Critique : Sans un bruit – Terreur aveugle

Affiche de Sans un Bruit de John Krasinski sur laquelle Emily Blunt se tient la bouche pour s'empêcher de faire du bruit. Elle est terrorisée et une larme coule sur son visage.

En 2020, Evelyn et Lee Abbott vivent réfugiés dans une demeure à la campagne avec leurs deux enfants. Chaque jour, la famille doit faire le moins de bruit de possible afin d’éviter les attaques de créatures aveugles mais dotées d’une ouïe particulièrement puissante.

John Krasinski réussit à placer les enjeux dramatiques de Sans un bruit très rapidement à travers une introduction mémorable. Cette première séquence nous fait immédiatement comprendre le mal qui effraie tant les personnages, même s’il est quasiment invisible, mais également les relations et les traumatismes qui régissent la famille.

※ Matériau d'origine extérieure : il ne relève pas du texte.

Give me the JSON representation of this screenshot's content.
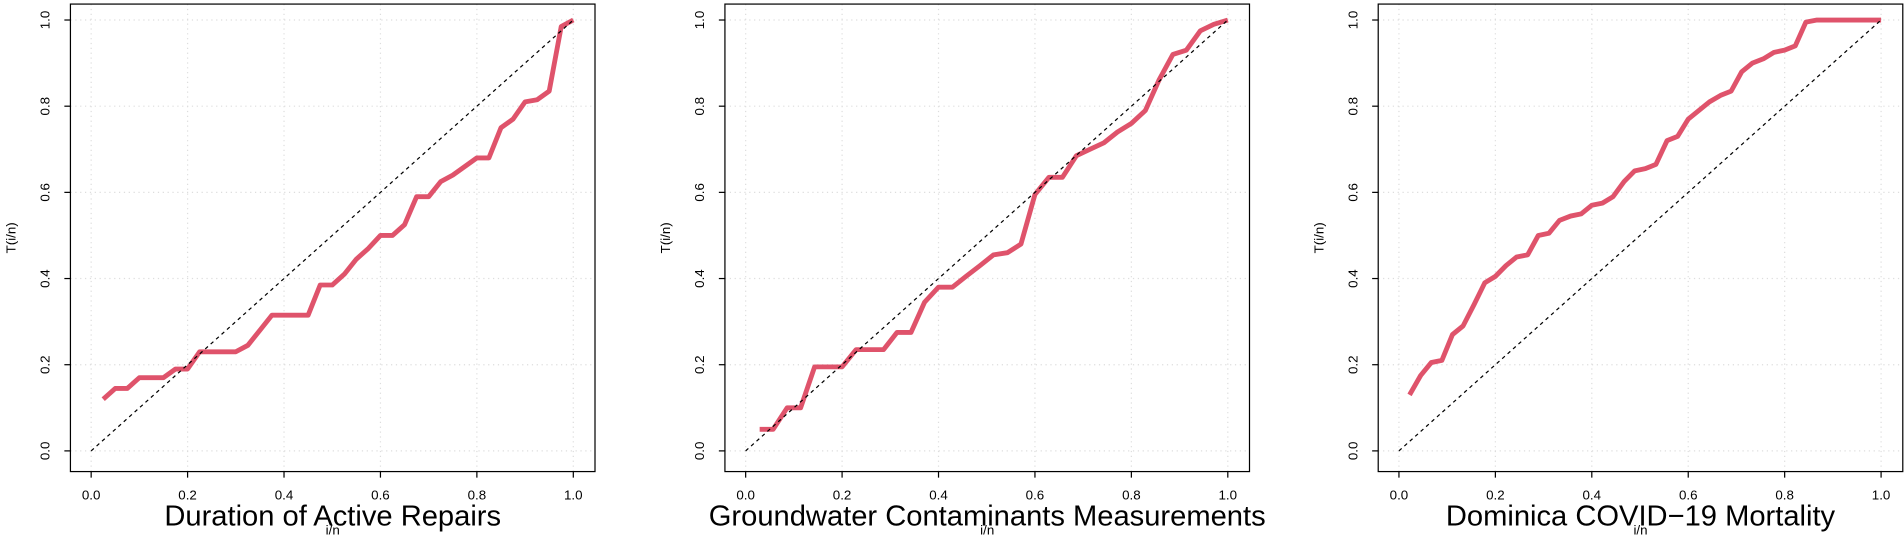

La puissance de ces derniers constitue le cœur du film, qui pose malicieusement la question de la communication au sein d’une cellule familiale alors que la survie est l’unique objectif et qu’il est impossible de parler. En reprenant des thématiques chères à Steven Spielberg et M. Night Shyamalan dans Sans un bruit, John Krasinski devrait logiquement souffrir de la comparaison avec certaines œuvres des deux maîtres du fantastique.

Photo tirée de Sans un Bruit de John Krasinski sur laquelle le personnage qu'il interprète retient son fils incarné par Noah Jupe de crier, dans la forêt.

Néanmoins, le comédien et cinéaste réussit à créer de l’émotion malgré le manque d’originalité de l’ensemble, notamment parce qu’il sait parfaitement utiliser la tension pour favoriser l’attachement aux protagonistes. En choisissant de limiter la majeure partie de son récit sur quelques jours, le réalisateur évite les temps morts et donne un rythme infernal à son film.

Les premiers jump-scare efficaces mais prévisibles laissaient penser que le long-métrage manquerait d’audace et n’exploiterait pas à fond son postulat de départ. Pourtant, plus le film avance, plus les idées de mise en scène sont nombreuses. Le fait de présenter une héroïne sur le point d’accoucher offre par exemple un climax où la terreur se déploie aisément. John Krasinski ne joue pas seulement de l’état de ce personnage brillamment interprété par Emily Blunt. Il utilise également en permanence les décors et joue sur le fait que la famille n’est pas toujours réunie. Alors que le spectateur s’est attaché à chacun de ses membres, il craint qu’elle ne pourra désormais plus être rassemblée, ce qui renforce l’envie de les voir survivre.

Photo tirée du film Sans un bruit sur laquelle Emily Blunt fait signe à sa fille interprétée par Millicent Simmonds de garder le silence.

Krasinski nous rappelle par ailleurs qu’il est impossible de vivre dans le silence. Le travail sur le son est l’un des aspects les plus impressionnants de Sans un bruit. Le bruit de chaque geste du quotidien est totalement perceptible et laisse présager l’arrivée d’une créature. Par ailleurs, le fait que le personnage de Millicent Simmonds soit sourd, à l’image de la jeune comédienne, crée une peur supplémentaire dans la mesure où elle est incapable d’entendre le son provoqué par ses mouvements.

En revanche, le design des créatures, proche de celui des monstres de Stranger Things, peine à susciter l’effroi. Si l’idée de rendre concrète la menace invisible dans la bande-annonce dès les premières minutes est efficace, la peur retombe dès que les monstres apparaissent frontalement à l’écran à cause de leur apparence finalement familière.

Malgré ses défauts, Sans un bruit se regarde avec une attention et un plaisir qui ne faiblissent jamais. Le long-métrage va toujours à l’essentiel et si le dénouement paraît expéditif, le réalisateur le clôt sur un plan profondément badass et iconique qui devrait rester dans les mémoires. Si certains reprocheront à Sans un bruit de manquer de fond, cette solide série B nous prouve qu’il est encore possible de produire des films d’exploitation qui n’ont d’autre ambition que de tenir leur spectateur en haleine grâce à une mise en scène ingénieuse et une indéniable générosité.